We were given the will to choose between right and wrong.  We make the choice to do wrong, we make the choice to do right. Yet, when the lines between right and wrong and good & evil are constantly blurred...what do we expect??  If it is confusing with those of us who are allegedly of sound mind...what does it to to those who may not be?

We need a return to civility on all fronts.  In entertainment, music, the media and most of all directly, in person...to each other.

Saturday, March 3, 2012

Not A Christian


THIS WAS MY PERSPECTIVE BEFORE I DECIDED TO LIVE FOR GOD. JUST 13 YEARS AGO I DID NOT EVEN KNOW WHO GOD WAS, AND TRUTHFULLY DID NOT CARE.  I WAS SKEPTICAL AND SUSPICIOUS ABOUT THE WHOLE THING, BUT YOU KNOW...WE ALL HAVE TO START SOMEWHERE.  READ ON, YOU MAY BE SURPRISED WHAT YOU FIND.

Okay I'm not a Christian, but I’ve finally made the decision to come to your church this Sunday. Don’t expect much from me though. If something comes up I might not, but right now I’m planning on it. I feel like I need to go, but I’m not sure why. I want to tell you a few things about myself before you meet me.

1.  I'm not going to understand religious language or phrases so be aware of that when we talk.  I don’t understand slain in the spirit, God is moving in me, covered in the blood, Holy Ghost, you just need to be in the Word, what you need is a new life, etc. If we have conversation filled with religious talk, I'm probably not going to understand half of the words...and maybe think you're a little crazy.

2.  When you ask me how I’m doing, know that I don’t trust you.  I’m probably going to lie and tell you I’m fine. It’s not that I don’t want to tell you; it’s just that I come from some pain and am not sure if I trust you yet. How about you tell me your story first? Why are you here? Don’t tell me I need to change, tell me about the change in you. If I like you and get the vibe that you’re not trying to capture my soul or anything, I’ll tell you my story.
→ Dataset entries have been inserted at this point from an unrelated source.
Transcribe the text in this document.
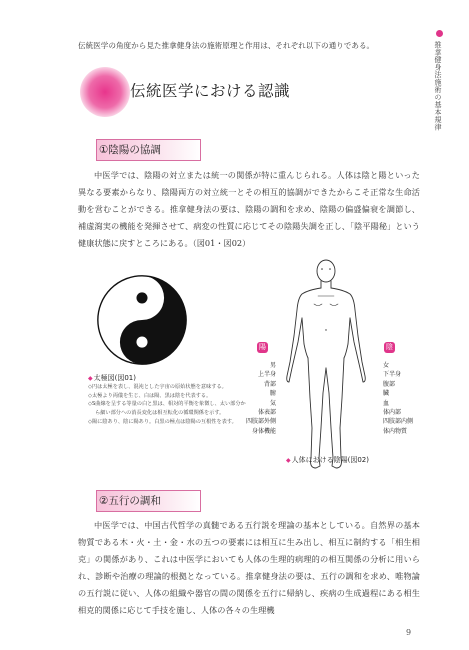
伝統医学の角度から見た推拿健身法の施術原理と作用は、それぞれ以下の通りである。	推拿健身法施術の基本規律
伝統医学における認識
①陰陽の協調
中医学では、陰陽の対立または統一の関係が特に重んじられる。人体は陰と陽といった異なる要素からなり、陰陽両方の対立統一とその相互的協調ができたからこそ正常な生命活動を営むことができる。推拿健身法の要は、陰陽の調和を求め、陰陽の偏盛偏衰を調節し、補虚瀉実の機能を発揮させて、病変の性質に応じてその陰陽失調を正し、「陰平陽秘」という健康状態に戻すところにある。（図01・図02）
◆太極図(図01)
◇円は太極を表し、混沌とした宇宙の原始状態を意味する。
◇太極より両儀を生じ、白は陽、黒は陰を代表する。
◇S曲線を呈する等量の白と黒は、相対的平衡を象徴し、太い部分から細い部分への消長変化は相互転化の循環関係を示す。
◇陽に陰あり、陰に陽あり。白黒の極点は陰陽の互根性を表す。
陽	陰
男
上半身
背部
腑
気
体表部
四肢部外側
身体機能
女
下半身
腹部
臓
血
体内部
四肢部内側
体内物質
◆人体における陰陽(図02)
②五行の調和
中医学では、中国古代哲学の真髄である五行説を理論の基本としている。自然界の基本物質である木・火・土・金・水の五つの要素には相互に生み出し、相互に制約する「相生相克」の関係があり、これは中医学においても人体の生理的病理的の相互関係の分析に用いられ、診断や治療の理論的根拠となっている。推拿健身法の要は、五行の調和を求め、唯物論の五行説に従い、人体の組織や器官の間の関係を五行に帰納し、疾病の生成過程にある相生相克的関係に応じて手技を施し、人体の各々の生理機
9
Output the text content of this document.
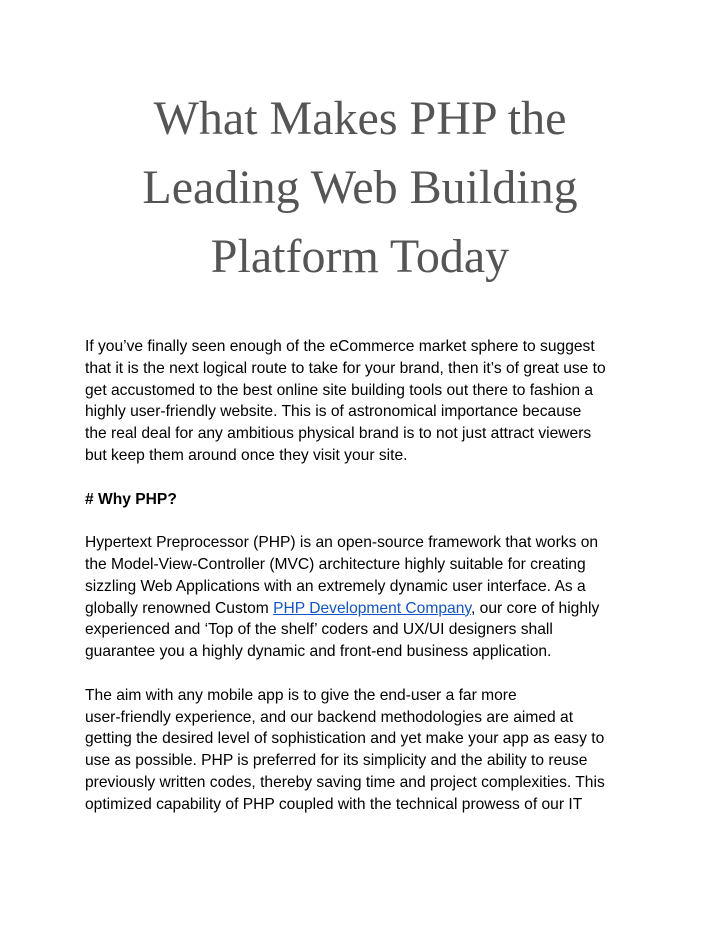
What Makes PHP the
Leading Web Building
Platform Today

If you’ve finally seen enough of the eCommerce market sphere to suggest
that it is the next logical route to take for your brand, then it’s of great use to
get accustomed to the best online site building tools out there to fashion a
highly user-friendly website. This is of astronomical importance because
the real deal for any ambitious physical brand is to not just attract viewers
but keep them around once they visit your site.

# Why PHP?

Hypertext Preprocessor (PHP) is an open-source framework that works on
the Model-View-Controller (MVC) architecture highly suitable for creating
sizzling Web Applications with an extremely dynamic user interface. As a
globally renowned Custom PHP Development Company, our core of highly
experienced and ‘Top of the shelf’ coders and UX/UI designers shall
guarantee you a highly dynamic and front-end business application.

The aim with any mobile app is to give the end-user a far more
user-friendly experience, and our backend methodologies are aimed at
getting the desired level of sophistication and yet make your app as easy to
use as possible. PHP is preferred for its simplicity and the ability to reuse
previously written codes, thereby saving time and project complexities. This
optimized capability of PHP coupled with the technical prowess of our IT
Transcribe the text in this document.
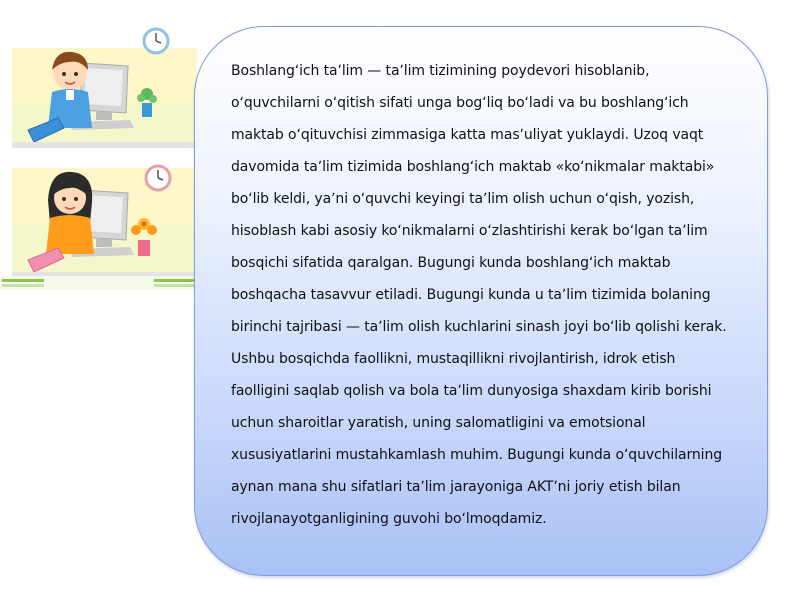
Boshlangʻich taʼlim — taʼlim tizimining poydevori hisoblanib, oʻquvchilarni oʻqitish sifati unga bogʻliq boʻladi va bu boshlangʻich maktab oʻqituvchisi zimmasiga katta masʼuliyat yuklaydi. Uzoq vaqt davomida taʼlim tizimida boshlangʻich maktab «koʻnikmalar maktabi» boʻlib keldi, yaʼni oʻquvchi keyingi taʼlim olish uchun oʻqish, yozish, hisoblash kabi asosiy koʻnikmalarni oʻzlashtirishi kerak boʻlgan taʼlim bosqichi sifatida qaralgan. Bugungi kunda boshlangʻich maktab boshqacha tasavvur etiladi. Bugungi kunda u taʼlim tizimida bolaning birinchi tajribasi — taʼlim olish kuchlarini sinash joyi boʻlib qolishi kerak. Ushbu bosqichda faollikni, mustaqillikni rivojlantirish, idrok etish faolligini saqlab qolish va bola taʼlim dunyosiga shaxdam kirib borishi uchun sharoitlar yaratish, uning salomatligini va emotsional xususiyatlarini mustahkamlash muhim. Bugungi kunda oʻquvchilarning aynan mana shu sifatlari taʼlim jarayoniga AKTʼni joriy etish bilan rivojlanayotganligining guvohi boʻlmoqdamiz.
3.  I’ve got pretty rough language and I can be bitter and angry about some things.  If I sense in you a mindset of superiority, I’m out.  If you are just waiting for your turn to talk instead of truly listening to me, I’m not going to be interested. Don’t expect me to be exactly like you.

4.  Don’t make a big deal of introducing me to everyone you know.  I understand a couple of people, but please; don’t set up a welcoming line. I’m just there to check it out; I need a bit of space.

5.  I’m going to be looking for genuine interest in me.  Please be real. I don’t want to feel like your personal salvation project or be a notch on your “I saved one” belt. If this Jesus is who you say he is, then I’m looking forward to seeing Him in you. That’s how it works, right?

6.  I’m going to have questions.  I need truth, not your preferences or your religion, so can you just tell me what the bible says?

7.  I need to feel welcomed.  Is there a time limit or something on my visit before I'm supposed to feel unwelcomed? I mean, I’ve been to other churches and there seemed to be a push for me to make up my mind or something. How long until I’m unwelcomed?

Thanks for hearing me out. I’m pretty sure I’m going to come this Sunday. But I might not.